I was asked the other day about why, in English, we say ‘Bless you’ to someone after they sneeze. And why only for sneezing, and not coughing?
Well, the answer seems to be…..nobody knows! Sorry!
Actually it was first cited back in 77A.D which I guess explains why the reasons have long been lost in history.
Maybe the best source of information is at: http://www.snopes.com/language/phrases/blessyou.asp.
The English on that website is a little challenging so I’ll summarise it here. The main suggestions are:
1. By saying ‘Bless you’ you are protecting the sneezer. To bless someone means to ask God to be kind to them.
2. People used to think that your heart stopped when you sneezed. Saying ‘Bless you’ meant either ‘I hope your heart starts again’, or, ‘Congratulations, your heart started again’!!!
3. Sneezing was connected with illnesses, for which, in the past, there were no cures for. Therefore, if you sneezed, you were possibly dying, so saying ‘Bless you’ was like saying ‘I’m sorry you are dying. May God now look after you.’
4. However, some people believed that sneezing was actually lucky, and if you said ‘Bless you’, you could also be lucky.
5. Another theory is that it is lucky to be sneezed on and ‘Bless you’ was a way of saying ‘Thank you’. This meaning of the phrase is still used today, often by older people to younger people, or a teacher to a child.

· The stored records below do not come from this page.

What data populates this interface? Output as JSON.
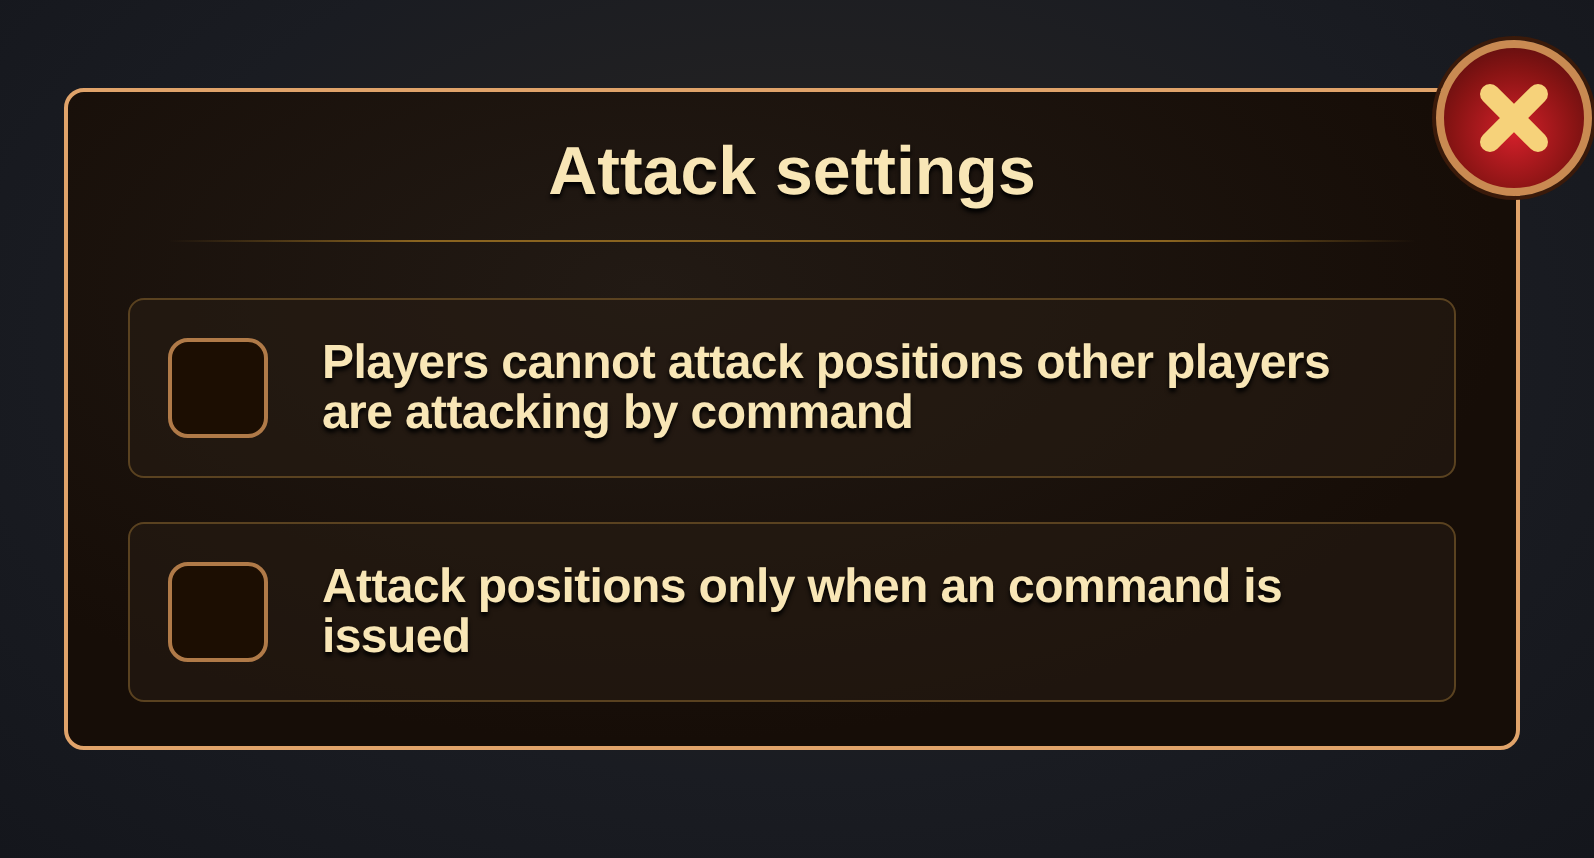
{
  "dialog": {
    "title": "Attack settings",
    "options": [
      {
        "label": "Players cannot attack positions other players are attacking by command",
        "checked": false
      },
      {
        "label": "Attack positions only when an command is issued",
        "checked": false
      }
    ]
  }
}
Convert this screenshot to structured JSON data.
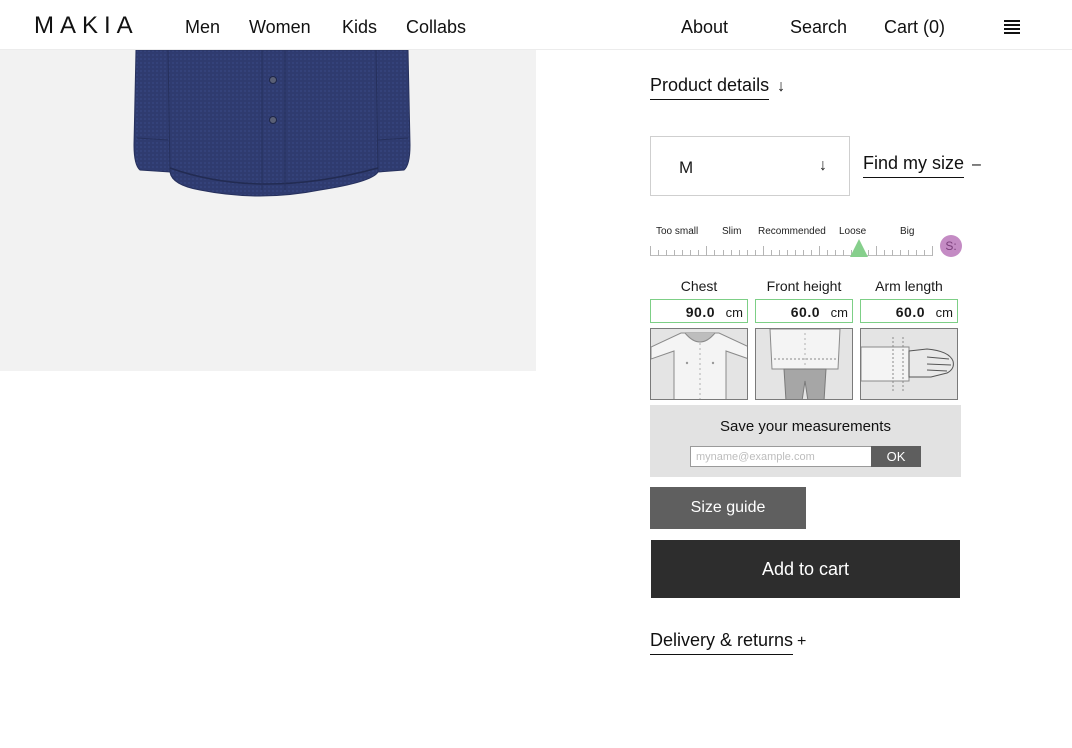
{
  "header": {
    "logo": "MAKIA",
    "nav": [
      "Men",
      "Women",
      "Kids",
      "Collabs"
    ],
    "about": "About",
    "search": "Search",
    "cart": "Cart (0)"
  },
  "product": {
    "details_label": "Product details",
    "details_icon": "↓",
    "size": {
      "selected": "M",
      "arrow": "↓"
    },
    "find_size": {
      "label": "Find my size",
      "icon": "–"
    },
    "fit_scale": {
      "labels": [
        "Too small",
        "Slim",
        "Recommended",
        "Loose",
        "Big"
      ],
      "badge": "S:"
    },
    "measurements": [
      {
        "label": "Chest",
        "value": "90.0",
        "unit": "cm"
      },
      {
        "label": "Front height",
        "value": "60.0",
        "unit": "cm"
      },
      {
        "label": "Arm length",
        "value": "60.0",
        "unit": "cm"
      }
    ],
    "save": {
      "title": "Save your measurements",
      "placeholder": "myname@example.com",
      "ok": "OK"
    },
    "size_guide": "Size guide",
    "add_to_cart": "Add to cart",
    "delivery": {
      "label": "Delivery & returns",
      "icon": "+"
    }
  },
  "colors": {
    "shirt": "#2e3a6e",
    "image_bg": "#f2f2f2",
    "fit_marker": "#86cf8c",
    "badge": "#c48bc4",
    "input_border": "#7dcf86",
    "button_dark": "#2d2d2d",
    "button_grey": "#5f5f5f"
  }
}
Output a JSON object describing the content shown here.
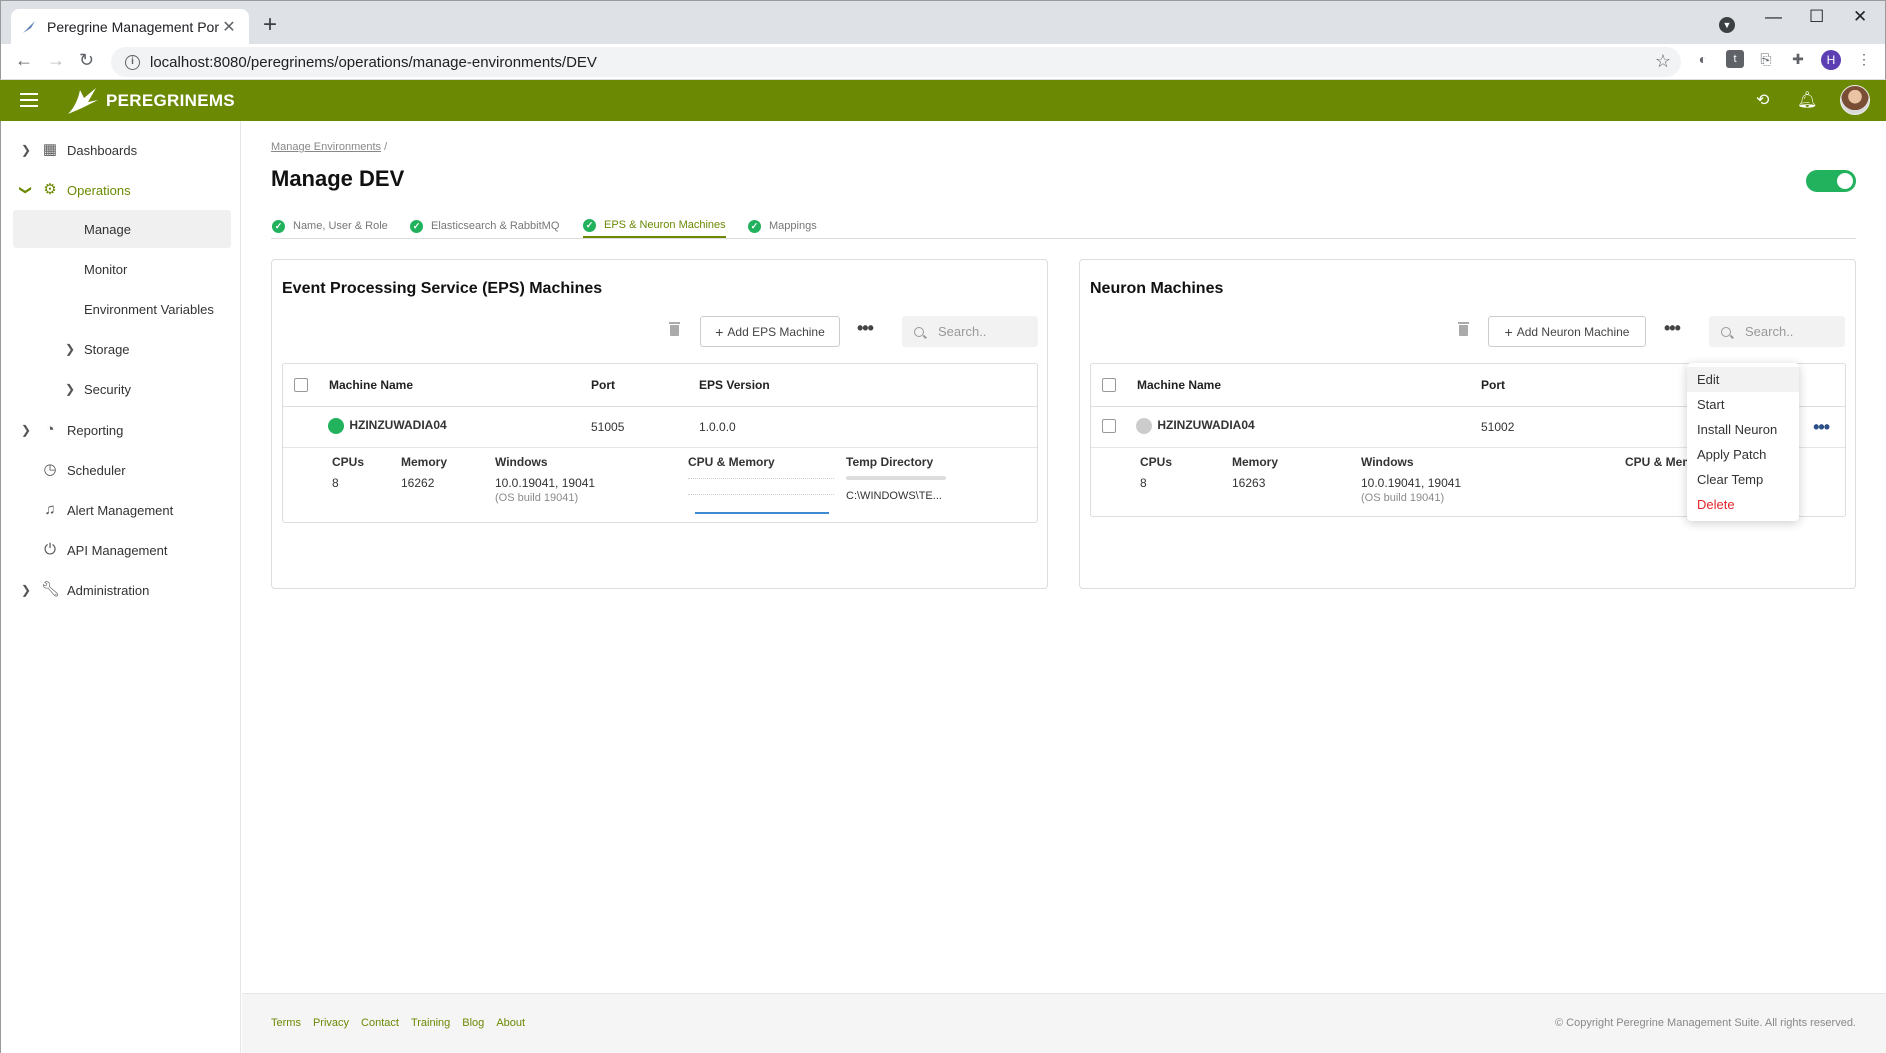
{
  "browser": {
    "tab_title": "Peregrine Management Portal",
    "url": "localhost:8080/peregrinems/operations/manage-environments/DEV",
    "profile_initial": "H"
  },
  "app": {
    "logo_text": "PEREGRINEMS"
  },
  "sidebar": {
    "items": [
      {
        "label": "Dashboards",
        "icon": "dashboard-icon"
      },
      {
        "label": "Operations",
        "icon": "gear-icon"
      },
      {
        "label": "Manage"
      },
      {
        "label": "Monitor"
      },
      {
        "label": "Environment Variables"
      },
      {
        "label": "Storage"
      },
      {
        "label": "Security"
      },
      {
        "label": "Reporting",
        "icon": "reporting-icon"
      },
      {
        "label": "Scheduler",
        "icon": "clock-icon"
      },
      {
        "label": "Alert Management",
        "icon": "bell-icon"
      },
      {
        "label": "API Management",
        "icon": "plug-icon"
      },
      {
        "label": "Administration",
        "icon": "wrench-icon"
      }
    ]
  },
  "main": {
    "breadcrumb": "Manage Environments",
    "breadcrumb_sep": "/",
    "title": "Manage DEV",
    "enabled": true,
    "steps": [
      {
        "label": "Name, User & Role"
      },
      {
        "label": "Elasticsearch & RabbitMQ"
      },
      {
        "label": "EPS & Neuron Machines"
      },
      {
        "label": "Mappings"
      }
    ]
  },
  "eps": {
    "title": "Event Processing Service (EPS) Machines",
    "add_label": "Add EPS Machine",
    "search_placeholder": "Search..",
    "columns": [
      "Machine Name",
      "Port",
      "EPS Version"
    ],
    "row": {
      "name": "HZINZUWADIA04",
      "port": "51005",
      "version": "1.0.0.0",
      "status": "online"
    },
    "detail": {
      "cpus_label": "CPUs",
      "cpus": "8",
      "memory_label": "Memory",
      "memory": "16262",
      "os_label": "Windows",
      "os_version": "10.0.19041, 19041",
      "os_build": "(OS build 19041)",
      "cpu_mem_label": "CPU & Memory",
      "temp_label": "Temp Directory",
      "temp_value": "C:\\WINDOWS\\TE..."
    }
  },
  "neuron": {
    "title": "Neuron Machines",
    "add_label": "Add Neuron Machine",
    "search_placeholder": "Search..",
    "columns": [
      "Machine Name",
      "Port"
    ],
    "row": {
      "name": "HZINZUWADIA04",
      "port": "51002",
      "status": "offline"
    },
    "detail": {
      "cpus_label": "CPUs",
      "cpus": "8",
      "memory_label": "Memory",
      "memory": "16263",
      "os_label": "Windows",
      "os_version": "10.0.19041, 19041",
      "os_build": "(OS build 19041)",
      "cpu_mem_label": "CPU & Mem"
    }
  },
  "context_menu": {
    "items": [
      "Edit",
      "Start",
      "Install Neuron",
      "Apply Patch",
      "Clear Temp",
      "Delete"
    ]
  },
  "footer": {
    "links": [
      "Terms",
      "Privacy",
      "Contact",
      "Training",
      "Blog",
      "About"
    ],
    "copyright": "© Copyright Peregrine Management Suite. All rights reserved."
  },
  "colors": {
    "brand": "#6b8903",
    "success": "#22b15c",
    "danger": "#e3242b"
  }
}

For example, if I gave my grandma a gift, she would say ‘Oh, bless you. That’s so kind.’
People nowadays say ‘Bless you’ when someone sneezes without thinking about what it means. It is just polite to do so. But if you sneeze and someone says ‘Bless you’ to you, what do you say back?…
Just ‘Thank you,’ is fine. And if you sneeze you should say, ‘Excuse me.’
I hope you don’t have too much practice sneezing, though!